Clarissa Kudowor | Assistant Director, Bank of Ghana

Clarissa Kudowor is an assistant director at Bank of Ghana with over 25 years of experience in central banking. She is also a fellow at the Fletcher Leadership School for Financial Inclusion. She has served as the co-chair and chairman of the Digital Financial Services Working Group (DFSWG) of the Alliance for Financial Inclusion and is currently the gender focal point for the DFSWG.

Mercy Munoni

Mercy Munoni | Assistant Director, Ministry of Finance, Zambia

Mercy Munoni is currently the assistant director in the Ministry of Finance, Zambia where she covers financial sector policies and management.

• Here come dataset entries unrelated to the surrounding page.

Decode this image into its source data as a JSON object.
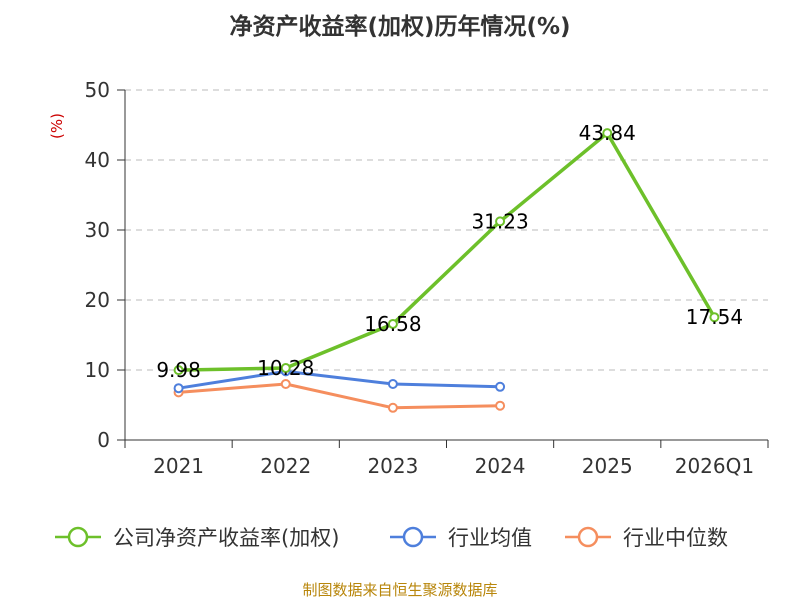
{
  "chart_data": {
    "type": "line",
    "title": "净资产收益率(加权)历年情况(%)",
    "y_unit": "(%)",
    "categories": [
      "2021",
      "2022",
      "2023",
      "2024",
      "2025",
      "2026Q1"
    ],
    "ylim": [
      0,
      50
    ],
    "yticks": [
      "0",
      "10",
      "20",
      "30",
      "40",
      "50"
    ],
    "grid": true,
    "legend_position": "bottom",
    "series": [
      {
        "name": "公司净资产收益率(加权)",
        "color": "#6dc02a",
        "values": [
          9.98,
          10.28,
          16.58,
          31.23,
          43.84,
          17.54
        ],
        "labels": [
          "9.98",
          "10.28",
          "16.58",
          "31.23",
          "43.84",
          "17.54"
        ]
      },
      {
        "name": "行业均值",
        "color": "#4e7fdc",
        "values": [
          7.4,
          9.8,
          8.0,
          7.6,
          null,
          null
        ]
      },
      {
        "name": "行业中位数",
        "color": "#f58e5e",
        "values": [
          6.8,
          8.0,
          4.6,
          4.9,
          null,
          null
        ]
      }
    ],
    "source": "制图数据来自恒生聚源数据库"
  }
}
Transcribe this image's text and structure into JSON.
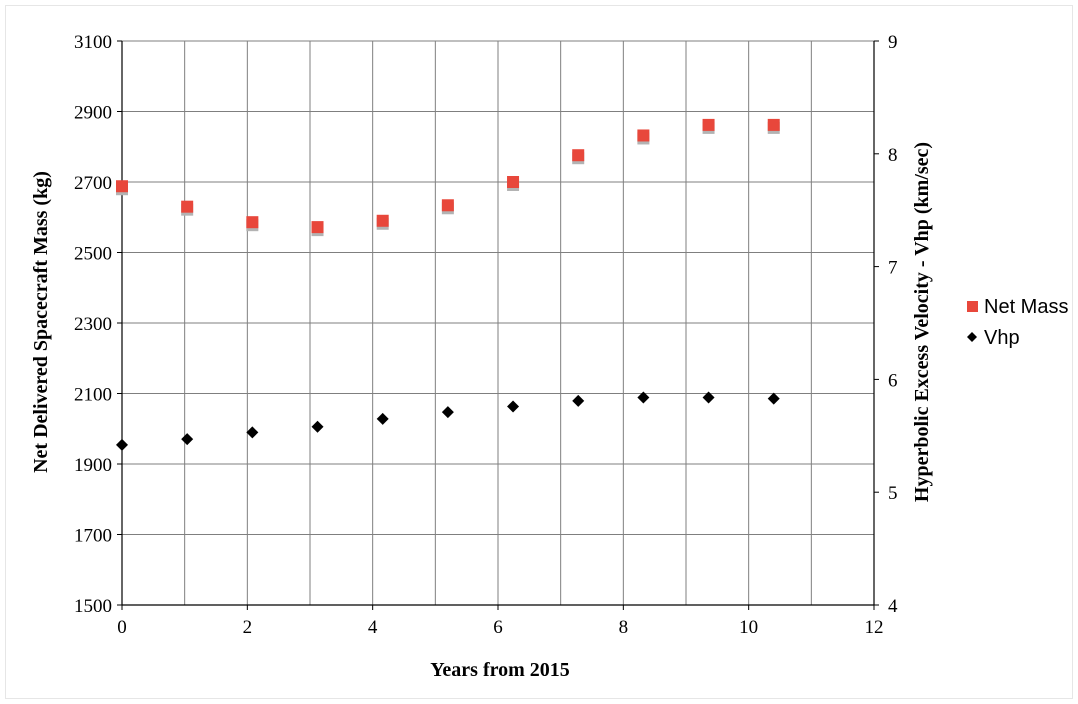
{
  "chart_data": {
    "type": "scatter",
    "xlabel": "Years from 2015",
    "ylabel": "Net Delivered Spacecraft Mass (kg)",
    "y2label": "Hyperbolic Excess Velocity - Vhp (km/sec)",
    "xlim": [
      0,
      12
    ],
    "ylim": [
      1500,
      3100
    ],
    "y2lim": [
      4,
      9
    ],
    "xticks": [
      "0",
      "2",
      "4",
      "6",
      "8",
      "10",
      "12"
    ],
    "yticks": [
      "1500",
      "1700",
      "1900",
      "2100",
      "2300",
      "2500",
      "2700",
      "2900",
      "3100"
    ],
    "y2ticks": [
      "4",
      "5",
      "6",
      "7",
      "8",
      "9"
    ],
    "grid": true,
    "legend_position": "right",
    "series": [
      {
        "name": "Net Mass",
        "axis": "left",
        "marker": "square",
        "color": "#e8473b",
        "x": [
          0,
          1.04,
          2.08,
          3.12,
          4.16,
          5.2,
          6.24,
          7.28,
          8.32,
          9.36,
          10.4
        ],
        "y": [
          2688,
          2630,
          2586,
          2572,
          2590,
          2634,
          2700,
          2776,
          2832,
          2862,
          2862
        ]
      },
      {
        "name": "Vhp",
        "axis": "right",
        "marker": "diamond",
        "color": "#000000",
        "x": [
          0,
          1.04,
          2.08,
          3.12,
          4.16,
          5.2,
          6.24,
          7.28,
          8.32,
          9.36,
          10.4
        ],
        "y": [
          5.42,
          5.47,
          5.53,
          5.58,
          5.65,
          5.71,
          5.76,
          5.81,
          5.84,
          5.84,
          5.83
        ]
      }
    ]
  }
}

Previously she worked with the World Bank Group as a financial sector specialist and also in Zambia's Ministry of Commerce, Trade and Industry.

 

Chernay Johnson

Chernay Johnson | Engagement Manager, Cenfri

Chernay Johnson is an engagement manager in the Digital World team of Cenfri. She concurrently serves as a Governance Committee Member of the Bureau for Economic Research (BER) in a non-remunerative capacity. Prior to joining Cenfri, Chernay worked as a professional economist at the South African Reserve Bank (SARB), Credit Suisse Securities, and spent time consulting on a strategic capital-markets project as a visiting researcher to the Johannesburg Stock Exchange (JSE) and Capital Markets Cooperative Research Centre (CMCRC) in Sydney. In recognition of her impactful economic research on sub-Saharan Africa, the Financial Mail ranked her as one of the top three young analysts in South Africa in 2016.

Sandra Orgu

Sandra Orgu | Partnerships Manager, W Initiative, Access Bank, Nigeria

Sandra Orgu is the partnerships manager for the W Initiative, Access Bank Nigeria. The W initiative is a blend of existing banking products and services bundled to effectively meet the present-day financial and lifestyle needs of women in identified sub-segments, as well as provide them with a complete and rewarding banking experience. Ms. Orgu also has a background in public relations and journalism.

Carmia Norton

Carmia Norton | Head of Customer Success, JUMO, South Africa

Carmia Lureman-Norton is a customer experience professional (CCXP) who works with high-growth businesses to build customer capabilities for scale. She has over 10 years’ experience building customer-centered competencies and operations in some of South Africa’s most successful scale-ups. Carmia developed the CRM programmes, customer support and experience operations for leading brands across diverse industries, including finance and retail. Having experienced first-hand the ability of tech-enabled businesses to rapidly build and grow solutions to societal problems, she’s excited about the opportunities at JUMO to reimagine the delivery of financial services in challenging customer contexts.

Steve Sherma

Steve Shema |  CEO, Exuus, Rwanda

Steve Shema is the founder and CEO of Exuus Ltd. As the CEO of Exuus, Shema coordinated the first ever countrywide survey on saving groups also known as VSLAs (Village Savings and Loan Associations) in Rwanda in partnership with the Central Bank (BNR), the Ministry of Finance and Access to Finance Rwanda. The findings of the survey informed the creation of SAVE, a digital platform for saving groups which provides a digital and decentralized ledger to SGs members. SAVE is currently being used by over 35,000 users in Rwanda and averaging more than $10,000 in monthly savings. Currently, Steve is busy working on scaling-up SAVE in Rwanda and beyond with a target to hit 1 million saving groups by 2023 across the sub-Saharan Africa.

Emmanuel Akin-Awokoya

Emmanuel Akin-Awokoya, CEO, InvestXD, Ghana

Emmanuel Akin-Awokoya, the co-founder of InvestXD/Noni, is dedicated to building technology that promotes financial inclusion, Internet accessibility, improved educational opportunities, and economic wealth. Selected as a “Top 50 Innovators” at the 2018 African Innovation Summit, he is a graduate of the MEST Africa accelerator program for tech entrepreneurs and has an extensive background in telecommunications and engineering, including work with MTN Nigeria and Huawei Technology Limited. He is a member of Multinational Internet and Telecommunication organizations such as ICANN, ISOC, IETF, CTO, and IEEE and contributes to the standardization of the Internet. InvestXD won the second edition of the Data4FI Hackathon.